Embroidered covers from a Georgian sofa
The embroidered covers from a late 18th century sofa, owned by a private collector, were cleaned, strengthened and reapplied to the sofa frame for minimal use in a private home
A George III mahogany sofa, dating to the third quarter of the 18th century, the serpentine back, scrolled arms and top and sides of the squab cushion covered in gros and petit point embroidery, with a central cartouche showing two female figures, surrounded by foliate and strapwork motifs on a plain ground. The sofa measures 38 ½ in. (98 cm.) high; 80 in. (203 cm.) wide; 31 in. (79 cm.) deep.
The embroidery is worked in polychrome wool and silk threads in tent stitch on an undyed linen canvas ground fabric. The edges of the arms, at the junction of the back and arm cover panels and all round the upper edge of the cushion are trimmed with a braid woven with plush square motifs.
The covers had been extensively reworked. The polychrome wool threads were badly faded. Almost all the original dark brown background wool threads had been embroidered over with mid-brown wool threads, seemingly because the dark brown original threads had worn away, leaving the linen canvas ground exposed. The mid-brown wool threads are likely to have started out matched to the original dark brown. Portions of other colours of wool thread had also been reworked. The canvas ground was weak all over, with many splits over the entire surface of the covers. Where splits occurred, the embroidery threads had started to unravel. In places, such as the proper right side of the petit point embroidery on the central cartouche, the canvas was holed. The upholstery was modern. The webbing and bottoming fabrics on the underside of the sofa were all replacements, as were the fabrics on the upper face of the sofa seat, the lower face of the squab cushion and the outer back and sides of the sofa.

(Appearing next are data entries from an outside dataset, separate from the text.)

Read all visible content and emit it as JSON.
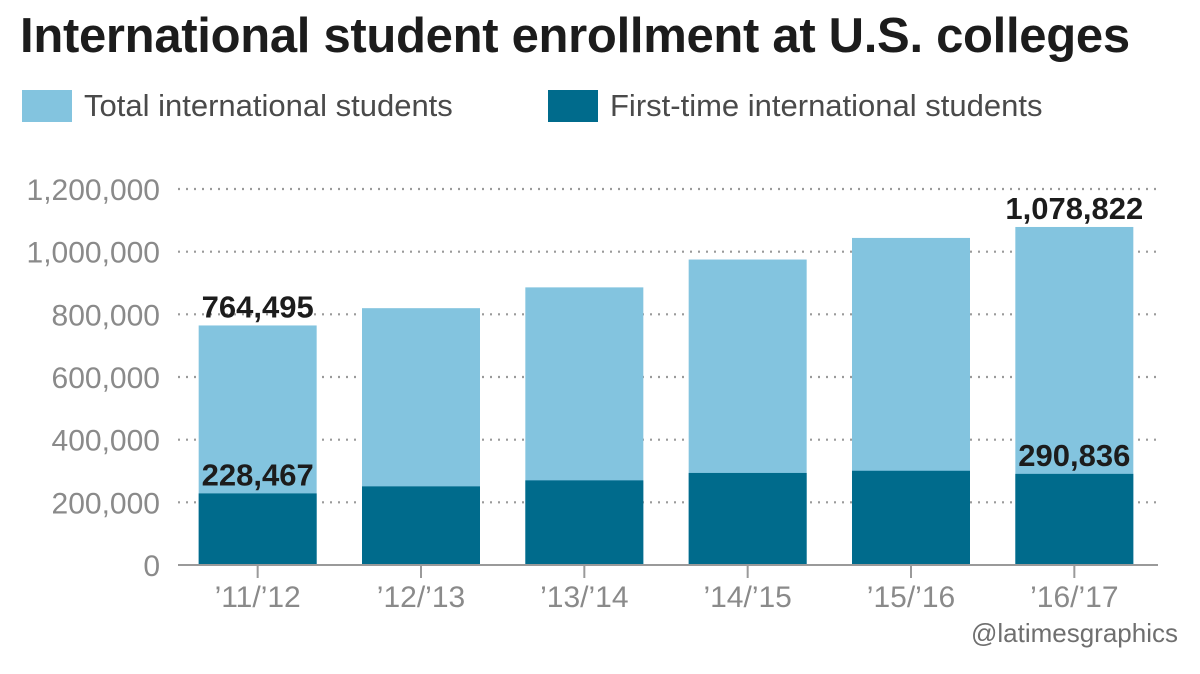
{
  "title": "International student enrollment at U.S. colleges",
  "credit": "@latimesgraphics",
  "colors": {
    "total": "#83c4df",
    "first_time": "#006b8c",
    "grid": "#9a9a9a",
    "axis": "#9a9a9a"
  },
  "chart_data": {
    "type": "bar",
    "stacking": "overlay",
    "categories": [
      "’11/’12",
      "’12/’13",
      "’13/’14",
      "’14/’15",
      "’15/’16",
      "’16/’17"
    ],
    "series": [
      {
        "name": "Total international students",
        "values": [
          764495,
          819644,
          886052,
          974926,
          1043839,
          1078822
        ]
      },
      {
        "name": "First-time international students",
        "values": [
          228467,
          250920,
          270128,
          293766,
          300743,
          290836
        ]
      }
    ],
    "ylim": [
      0,
      1200000
    ],
    "yticks": [
      0,
      200000,
      400000,
      600000,
      800000,
      1000000,
      1200000
    ],
    "ytick_labels": [
      "0",
      "200,000",
      "400,000",
      "600,000",
      "800,000",
      "1,000,000",
      "1,200,000"
    ],
    "grid": "horizontal dotted",
    "legend_position": "top-left",
    "data_labels": [
      {
        "series": 0,
        "index": 0,
        "text": "764,495"
      },
      {
        "series": 1,
        "index": 0,
        "text": "228,467"
      },
      {
        "series": 0,
        "index": 5,
        "text": "1,078,822"
      },
      {
        "series": 1,
        "index": 5,
        "text": "290,836"
      }
    ],
    "xlabel": "",
    "ylabel": ""
  }
}
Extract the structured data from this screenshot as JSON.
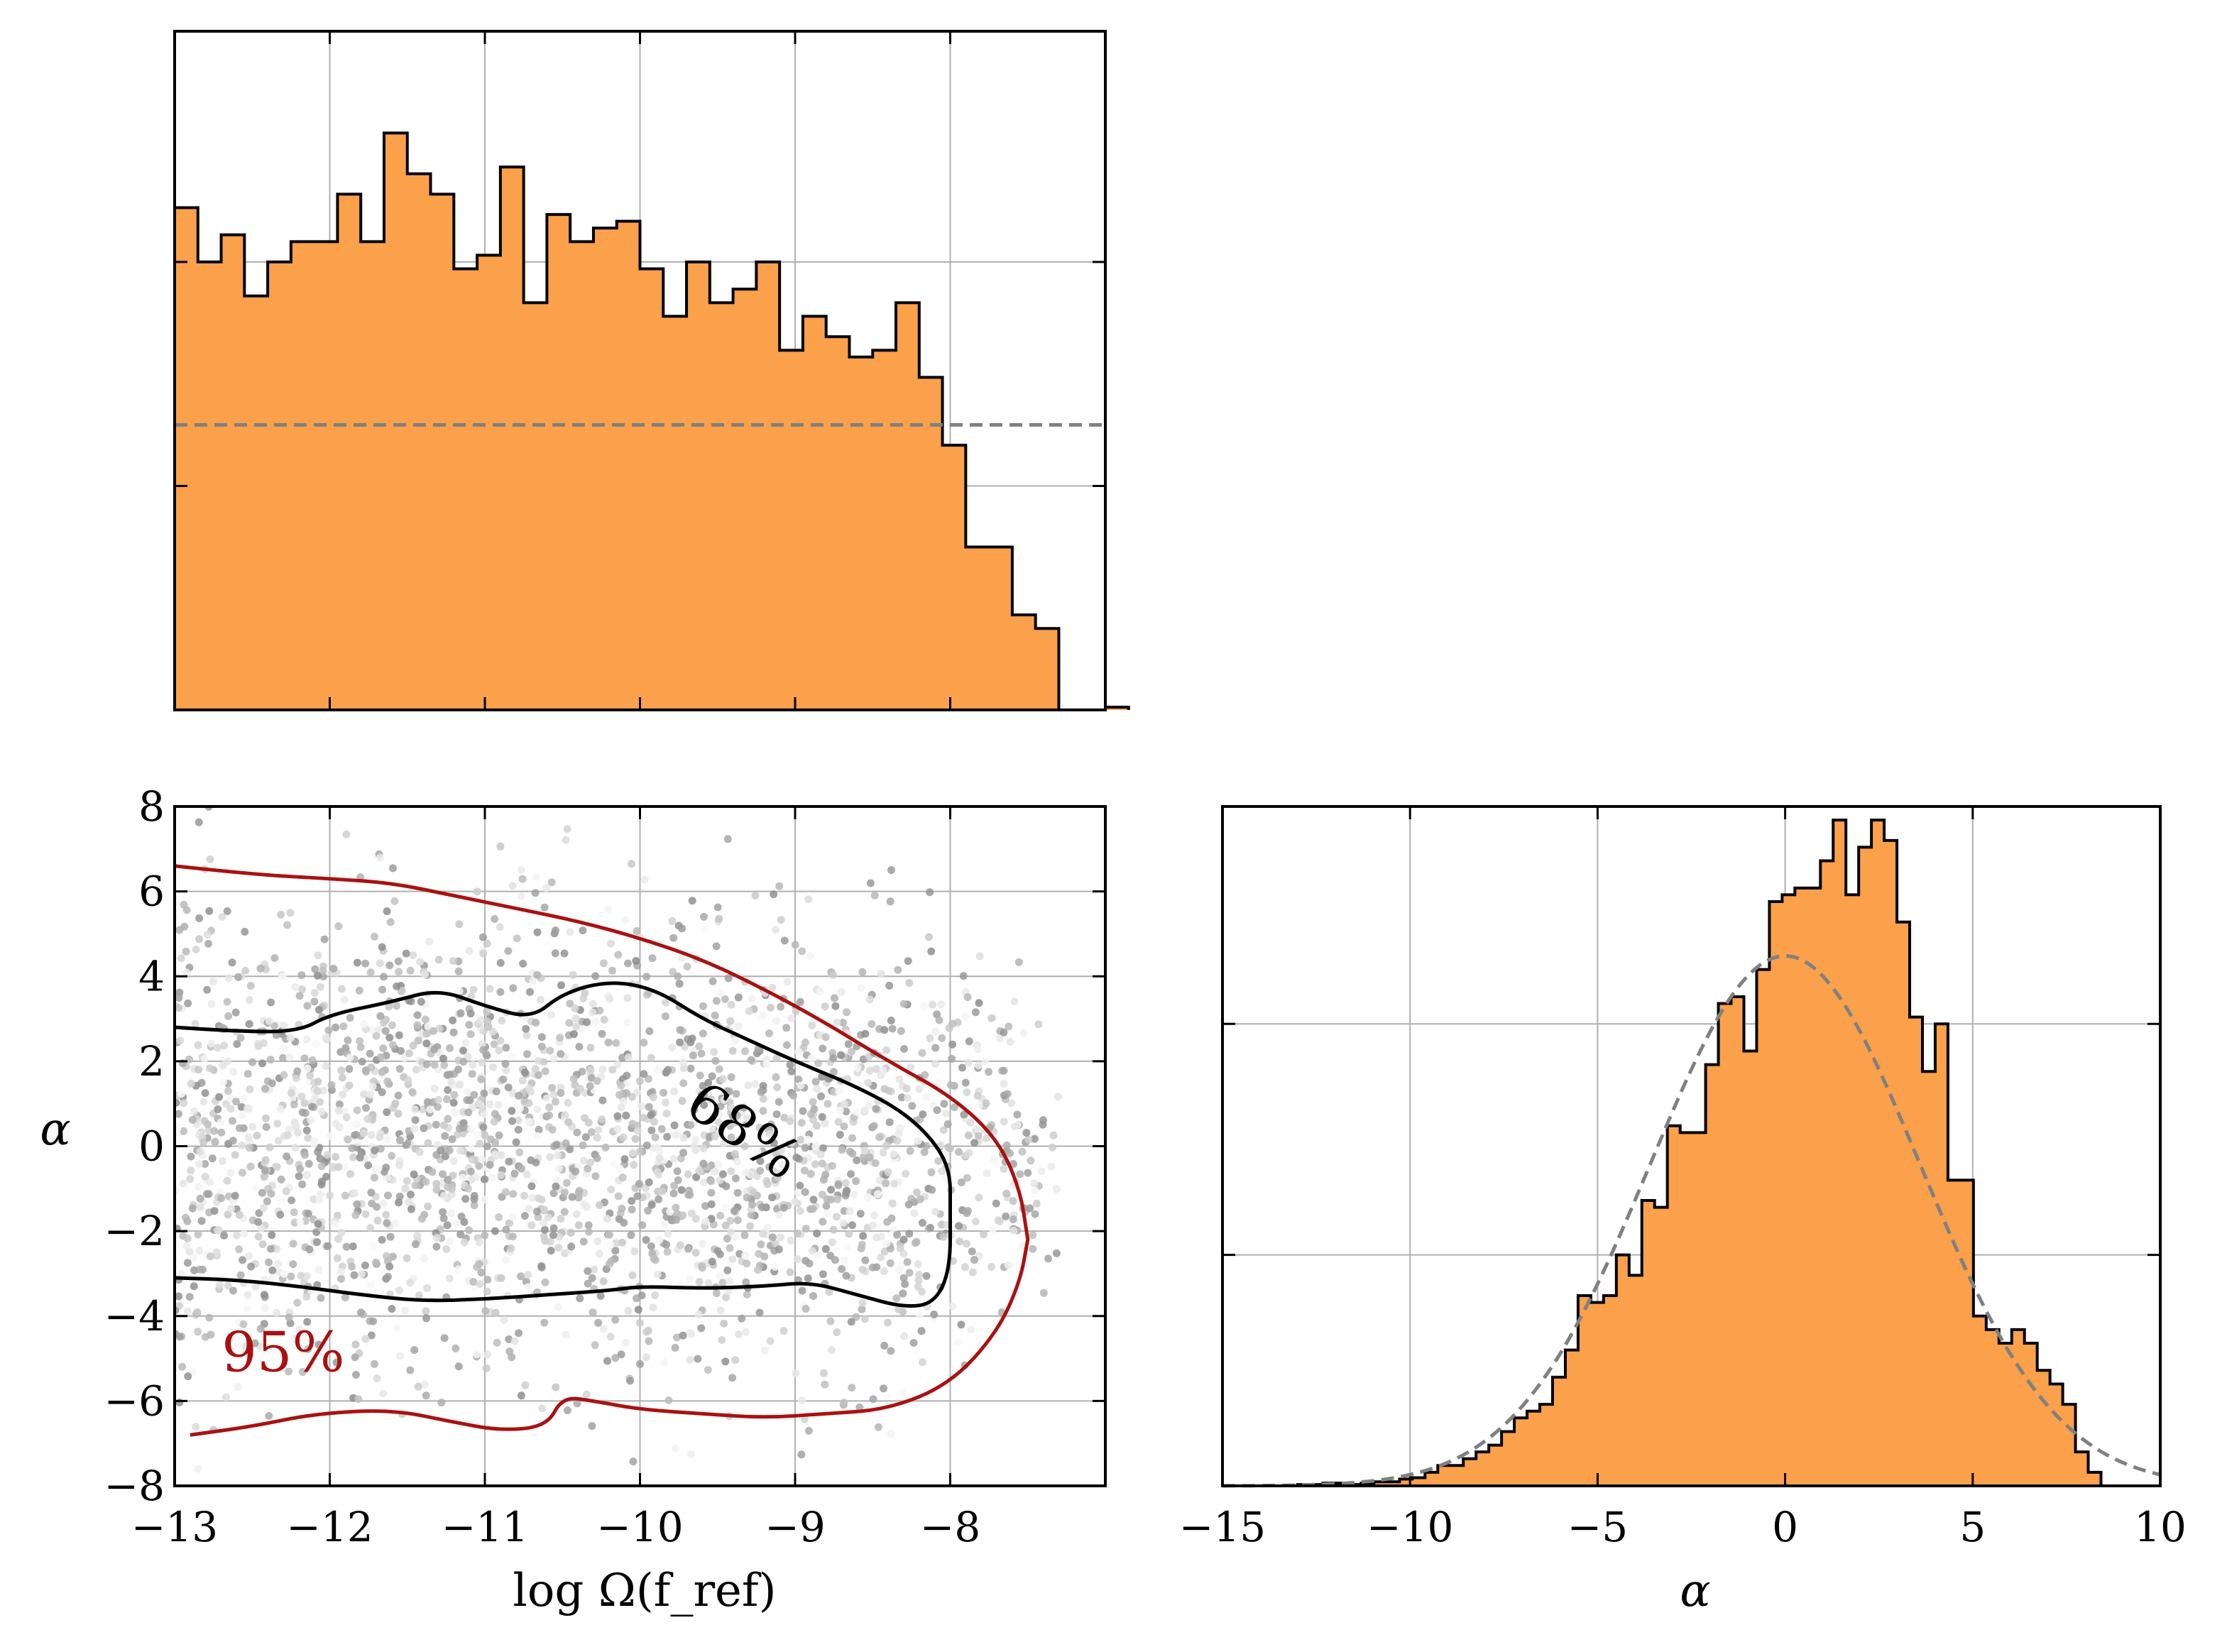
{
  "colors": {
    "hist_fill": "#fba04b",
    "hist_edge": "#000000",
    "prior_line": "#808080",
    "contour_68": "#000000",
    "contour_95": "#aa1111",
    "grid": "#b0b0b0"
  },
  "chart_data": [
    {
      "id": "top-left",
      "type": "bar",
      "title": "",
      "xlabel": "",
      "ylabel": "",
      "xlim": [
        -13.0,
        -7.0
      ],
      "ylim": [
        0,
        1.0
      ],
      "bin_edges_start": -13.0,
      "bin_width": 0.15,
      "values": [
        0.74,
        0.66,
        0.7,
        0.61,
        0.66,
        0.69,
        0.69,
        0.76,
        0.69,
        0.85,
        0.79,
        0.76,
        0.65,
        0.67,
        0.8,
        0.6,
        0.73,
        0.69,
        0.71,
        0.72,
        0.65,
        0.58,
        0.66,
        0.6,
        0.62,
        0.66,
        0.53,
        0.58,
        0.55,
        0.52,
        0.53,
        0.6,
        0.49,
        0.39,
        0.24,
        0.24,
        0.14,
        0.12,
        0.0,
        0.0,
        0.004
      ],
      "prior_level": 0.42,
      "xticks": [
        -12,
        -11,
        -10,
        -9,
        -8
      ],
      "yticks": [
        0.33,
        0.66
      ]
    },
    {
      "id": "bottom-left",
      "type": "scatter",
      "title": "",
      "xlabel": "log Ω(f_ref)",
      "ylabel": "α",
      "xlim": [
        -13.0,
        -7.0
      ],
      "ylim": [
        -8,
        8
      ],
      "xticks": [
        -13,
        -12,
        -11,
        -10,
        -9,
        -8
      ],
      "xtick_labels": [
        "−13",
        "−12",
        "−11",
        "−10",
        "−9",
        "−8"
      ],
      "yticks": [
        -8,
        -6,
        -4,
        -2,
        0,
        2,
        4,
        6,
        8
      ],
      "ytick_labels": [
        "−8",
        "−6",
        "−4",
        "−2",
        "0",
        "2",
        "4",
        "6",
        "8"
      ],
      "contour_labels": [
        {
          "text": "68%",
          "x": -9.4,
          "y": 0.0,
          "rotation": -35,
          "color": "#000000"
        },
        {
          "text": "95%",
          "x": -12.3,
          "y": -5.3,
          "rotation": 0,
          "color": "#aa1111"
        }
      ],
      "contour_68": {
        "upper": [
          [
            -13.0,
            2.8
          ],
          [
            -12.6,
            2.7
          ],
          [
            -12.2,
            2.7
          ],
          [
            -12.0,
            3.1
          ],
          [
            -11.6,
            3.4
          ],
          [
            -11.3,
            3.7
          ],
          [
            -11.0,
            3.3
          ],
          [
            -10.7,
            3.0
          ],
          [
            -10.5,
            3.6
          ],
          [
            -10.2,
            3.9
          ],
          [
            -9.9,
            3.7
          ],
          [
            -9.6,
            3.0
          ],
          [
            -9.3,
            2.5
          ],
          [
            -9.0,
            2.0
          ],
          [
            -8.6,
            1.4
          ],
          [
            -8.3,
            0.8
          ],
          [
            -8.1,
            0.1
          ],
          [
            -8.0,
            -0.6
          ],
          [
            -8.0,
            -1.5
          ]
        ],
        "lower": [
          [
            -13.0,
            -3.1
          ],
          [
            -12.6,
            -3.15
          ],
          [
            -12.2,
            -3.3
          ],
          [
            -11.8,
            -3.5
          ],
          [
            -11.4,
            -3.65
          ],
          [
            -11.0,
            -3.6
          ],
          [
            -10.6,
            -3.5
          ],
          [
            -10.2,
            -3.4
          ],
          [
            -10.0,
            -3.3
          ],
          [
            -9.6,
            -3.35
          ],
          [
            -9.2,
            -3.3
          ],
          [
            -8.9,
            -3.2
          ],
          [
            -8.6,
            -3.5
          ],
          [
            -8.3,
            -3.8
          ],
          [
            -8.1,
            -3.7
          ],
          [
            -8.0,
            -2.9
          ],
          [
            -8.0,
            -1.5
          ]
        ]
      },
      "contour_95": {
        "upper": [
          [
            -13.0,
            6.6
          ],
          [
            -12.5,
            6.4
          ],
          [
            -12.0,
            6.3
          ],
          [
            -11.6,
            6.2
          ],
          [
            -11.2,
            5.9
          ],
          [
            -10.8,
            5.6
          ],
          [
            -10.4,
            5.3
          ],
          [
            -10.0,
            4.9
          ],
          [
            -9.6,
            4.4
          ],
          [
            -9.2,
            3.7
          ],
          [
            -8.8,
            2.9
          ],
          [
            -8.4,
            2.0
          ],
          [
            -8.0,
            1.2
          ],
          [
            -7.7,
            0.2
          ],
          [
            -7.55,
            -1.0
          ],
          [
            -7.5,
            -2.2
          ]
        ],
        "lower": [
          [
            -12.9,
            -6.8
          ],
          [
            -12.5,
            -6.6
          ],
          [
            -12.1,
            -6.3
          ],
          [
            -11.6,
            -6.2
          ],
          [
            -11.2,
            -6.5
          ],
          [
            -10.9,
            -6.7
          ],
          [
            -10.6,
            -6.6
          ],
          [
            -10.5,
            -5.9
          ],
          [
            -10.3,
            -6.0
          ],
          [
            -10.0,
            -6.2
          ],
          [
            -9.6,
            -6.3
          ],
          [
            -9.2,
            -6.4
          ],
          [
            -8.8,
            -6.3
          ],
          [
            -8.4,
            -6.2
          ],
          [
            -8.0,
            -5.6
          ],
          [
            -7.7,
            -4.4
          ],
          [
            -7.55,
            -3.2
          ],
          [
            -7.5,
            -2.2
          ]
        ]
      }
    },
    {
      "id": "bottom-right",
      "type": "bar",
      "title": "",
      "xlabel": "α",
      "ylabel": "",
      "xlim": [
        -15,
        10
      ],
      "ylim": [
        0,
        1.0
      ],
      "xticks": [
        -15,
        -10,
        -5,
        0,
        5,
        10
      ],
      "xtick_labels": [
        "−15",
        "−10",
        "−5",
        "0",
        "5",
        "10"
      ],
      "yticks": [
        0.34,
        0.68
      ],
      "bin_edges_start": -13.0,
      "bin_width": 0.34,
      "values": [
        0.002,
        0.002,
        0.004,
        0.004,
        0.002,
        0.004,
        0.006,
        0.006,
        0.01,
        0.012,
        0.02,
        0.03,
        0.03,
        0.04,
        0.05,
        0.06,
        0.08,
        0.1,
        0.11,
        0.12,
        0.16,
        0.2,
        0.28,
        0.27,
        0.28,
        0.34,
        0.31,
        0.42,
        0.41,
        0.53,
        0.52,
        0.52,
        0.62,
        0.71,
        0.72,
        0.64,
        0.76,
        0.86,
        0.87,
        0.88,
        0.88,
        0.92,
        0.98,
        0.87,
        0.94,
        0.98,
        0.95,
        0.83,
        0.69,
        0.61,
        0.68,
        0.45,
        0.45,
        0.25,
        0.23,
        0.21,
        0.23,
        0.21,
        0.17,
        0.15,
        0.12,
        0.05,
        0.02
      ],
      "prior_gauss_mean": 0.0,
      "prior_gauss_sigma": 3.6,
      "prior_gauss_peak": 0.78
    }
  ]
}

The brief was to remove, conserve and replace the embroidered covers on the sofa for light use in a private house.
The sofa was thoroughly documented.
The embroidered covers were removed from the sofa frame.

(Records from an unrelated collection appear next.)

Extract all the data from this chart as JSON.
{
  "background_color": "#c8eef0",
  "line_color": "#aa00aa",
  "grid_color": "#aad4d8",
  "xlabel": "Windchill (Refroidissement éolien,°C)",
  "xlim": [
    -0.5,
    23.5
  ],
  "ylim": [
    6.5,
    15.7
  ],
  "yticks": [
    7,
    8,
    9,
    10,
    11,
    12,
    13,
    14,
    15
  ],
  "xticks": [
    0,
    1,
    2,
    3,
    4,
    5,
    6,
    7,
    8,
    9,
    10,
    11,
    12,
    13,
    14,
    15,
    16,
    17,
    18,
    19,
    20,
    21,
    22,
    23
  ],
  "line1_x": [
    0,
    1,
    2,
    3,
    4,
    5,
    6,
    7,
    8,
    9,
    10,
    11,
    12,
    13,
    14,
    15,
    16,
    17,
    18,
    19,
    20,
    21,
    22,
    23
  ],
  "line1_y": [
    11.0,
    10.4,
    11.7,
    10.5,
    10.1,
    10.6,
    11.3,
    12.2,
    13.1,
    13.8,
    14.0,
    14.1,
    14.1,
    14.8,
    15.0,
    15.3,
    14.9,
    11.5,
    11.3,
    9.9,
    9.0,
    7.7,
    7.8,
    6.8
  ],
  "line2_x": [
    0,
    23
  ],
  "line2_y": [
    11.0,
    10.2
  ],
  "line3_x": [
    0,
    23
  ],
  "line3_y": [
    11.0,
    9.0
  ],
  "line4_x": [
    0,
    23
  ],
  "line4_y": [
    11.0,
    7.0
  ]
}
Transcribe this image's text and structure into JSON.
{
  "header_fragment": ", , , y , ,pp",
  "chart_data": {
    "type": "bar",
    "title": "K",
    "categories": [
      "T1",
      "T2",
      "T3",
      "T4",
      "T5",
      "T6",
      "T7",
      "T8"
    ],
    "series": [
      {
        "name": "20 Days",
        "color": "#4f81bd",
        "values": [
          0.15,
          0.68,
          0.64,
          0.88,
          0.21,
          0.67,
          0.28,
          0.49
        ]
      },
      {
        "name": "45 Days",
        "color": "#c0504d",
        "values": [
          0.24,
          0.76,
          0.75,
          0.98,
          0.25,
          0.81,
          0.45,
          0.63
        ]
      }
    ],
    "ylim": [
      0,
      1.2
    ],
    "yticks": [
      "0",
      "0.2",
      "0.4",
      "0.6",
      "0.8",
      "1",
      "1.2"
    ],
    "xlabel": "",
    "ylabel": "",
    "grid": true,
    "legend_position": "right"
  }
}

The covers were surface cleaned with low-powered vacuum suction to remove any loose, particulate soils. Loosely adhered calico patches were carefully peeled away from the reverse of the panels.
Each panel of embroidery was attached to a full lining of new linen fabric. Support stitching and laid and couched stitching was worked over the entire panel, holding splits together and supporting particularly weak areas of embroidery and ground canvas. Small panels of new fine weave linen canvas, with the same thread count as the original canvas, dyed to match the original backing, were inserted behind the worst of the holes in the central cartouche of the back panel. Tent stitch was worked in dyed mercerized cotton thread over the new canvas patches to blend with the original stitching. These new patches are attached to the new linen lining fabric only – they could be removed, if necessary, without damaging the original embroidery.
The supported covers were re-applied to the sofa with staples, blued steel tacks and stitching worked in waxed linen thread and dyed polyester thread.
The sofa is in a sounder condition than before. Damaged areas of stitching and sizable splits in the ground canvas have been strengthened and supported. The owner is aware that prolonged use of the sofa will result in further splits opening up in the ground canvas.
To preserve the colours of the embroidery threads the sofa should be positioned away from bright natural or artificial light. To maintain the embroidery and the frame at a constant relative humidity, the sofa should be positioned away from sources of heat, such as radiators, wood burners or open fires.